Q2 2026 earnings summary
11 May, 2026Executive summary
Operating EBT for H1 was €226 million, nearly flat year-over-year and in line with expectations, with Q2 EBT up 15% sequentially, driven by higher metal prices, improved recycling, and strong sulfuric acid revenues.
Operating EBITDA for H1 rose 3% year-over-year to €351 million, with group revenues up 23% to €11,320 million, supported by higher precious metal prices.
Free cash flow before dividend improved to €-63 million, mainly due to lower CapEx and higher inventories linked to elevated metal prices.
Strategic projects advanced, including commissioning and ramp-up at Complex Recycling Hamburg, Richmond, and Pirdop, supporting future growth and margin resilience.
Nearly 90% of the €1.7 billion strategic investment program has been executed, with €1.5 billion deployed and significant future capacity increases expected.
Financial highlights
Net cash flow for H1 was €161 million, down from €190 million last year due to higher working capital and inventories from increased metal prices.
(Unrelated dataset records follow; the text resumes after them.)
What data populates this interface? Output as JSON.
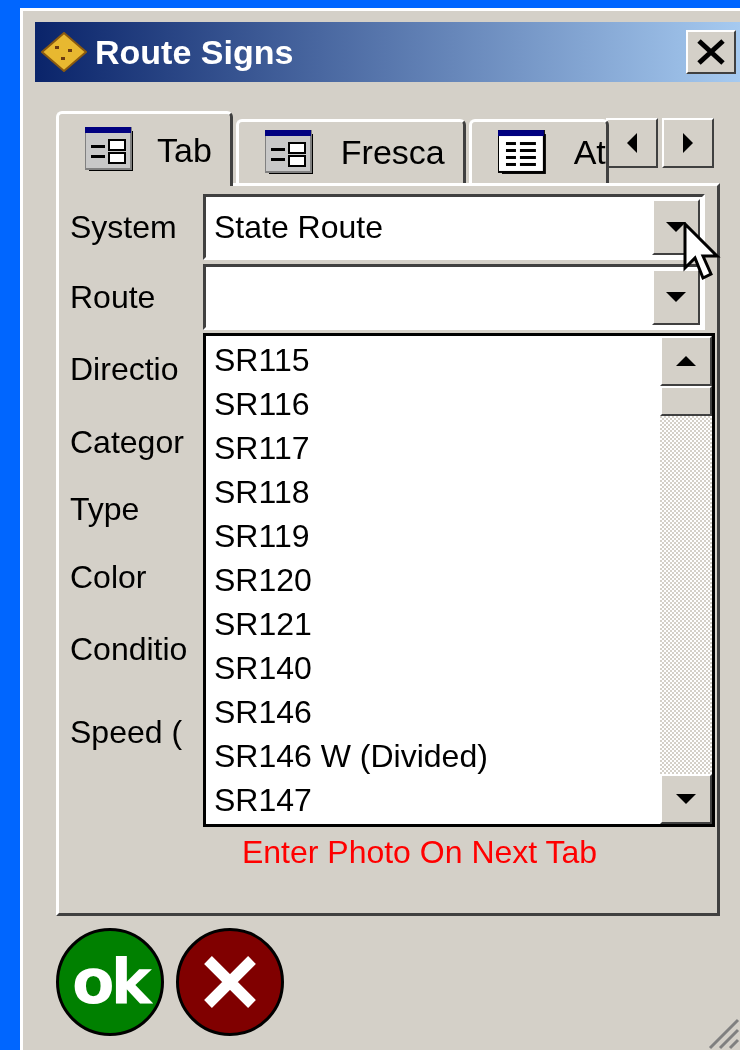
{
  "window": {
    "title": "Route Signs"
  },
  "tabs": [
    {
      "label": "Tab",
      "selected": true,
      "kind": "form"
    },
    {
      "label": "Fresca",
      "selected": false,
      "kind": "form"
    },
    {
      "label": "At",
      "selected": false,
      "kind": "list"
    }
  ],
  "fields": [
    {
      "label": "System",
      "value": "State Route"
    },
    {
      "label": "Route"
    }
  ],
  "labels": [
    "Directio",
    "Categor",
    "Type",
    "Color",
    "Conditio",
    "Speed ("
  ],
  "dropdown": {
    "items": [
      "SR115",
      "SR116",
      "SR117",
      "SR118",
      "SR119",
      "SR120",
      "SR121",
      "SR140",
      "SR146",
      "SR146 W (Divided)",
      "SR147"
    ]
  },
  "note": "Enter Photo On Next Tab",
  "ok_button": {
    "label": "ok"
  }
}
Operating ROCE declined to 8.1% from 10.2% year-over-year, reflecting higher capital employed and ongoing growth project investments.
Total gross margin for H1 was about €1.1 billion, up from €1.08 billion year-over-year.
Capital expenditure for H1 was €232 million, down from €340 million, reflecting progress in strategic projects.
IFRS net income for H1 was €801 million, up 91% year-over-year, with EPS at €18.34.
Outlook and guidance
Full-year operating EBT guidance raised to €425–525 million (previously €375–475 million) and operating EBITDA to €700–800 million, reflecting improved market and earnings outlook.
Operating ROCE expected at 10–12% group level; CSP 15–17%, MMR 8–10%.
Free cash flow before dividend expected at least break-even for the full year; net cash flow projected above prior-year level.
Segment EBT guidance: CSP €370–430 million, MMR €115–175 million; MMR EBITDA break-even remains a stretch for this year.
Positive drivers include persistently high metal prices, strong recycling revenues, and robust sulfuric acid sales.